The last day of Gateway was the first day I can remember thinking about the topic of my Capstone, but honestly, I was probably stressing over it way prior to that. I have lived life as a planner: my 10-year plan has been followed to a tee, my to-do lists have taken up the pages of many journals, and my mind is always thinking about the next thing I need to check off after I finish what I’m currently working on. And while I wanted to have a magical moment in which my Capstone topic appeared in front of me that last day of class, it never came. It still hasn’t come. And to me that is utterly terrifying.

I can say, however, one thing about my Capstone project I have known is that I want to write fiction. Anything fiction will suffice. And the reason for this is not because it’s my favorite genre to write (although it is), it’s because my entire education since middle school has been dedicated to developing the skills to write an academic report.
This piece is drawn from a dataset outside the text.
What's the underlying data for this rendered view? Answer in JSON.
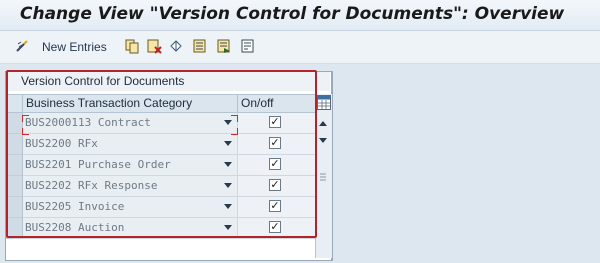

It started with three paragraph essays, then evolved to five, then ten, then God knows how many paragraphs in a 50-page strategic analysis. The education system, in my experience at least, completely ignored the realm of fictional narrative. While I did have some opportunities to write more casual essays, they were still based on a scholarly topic. For example, during my sophomore year of college, I indulged in writing a Sutra for my Intro to Buddhism class. The assignment was to change the main message of the Lotus Sutra to reflect a different meaning of enlightenment. The overall form resembled that of a narrative, but the way in which it was presented was strict and the message was deeply rooted in the beliefs of Buddhists. It allowed some avenue for creativity, but ultimately controlled the boundaries of its path.

Thus, we end where I am today: forming an entire project on the basis of rejection for my previous experiences. To say my prior work has influenced my Capstone is an understatement. My prior work is the reason for this Capstone. Although unplanned and terrifying, the potential for creativity and learning the ins-and-outs of fiction is part of my education that I’m finally excited about.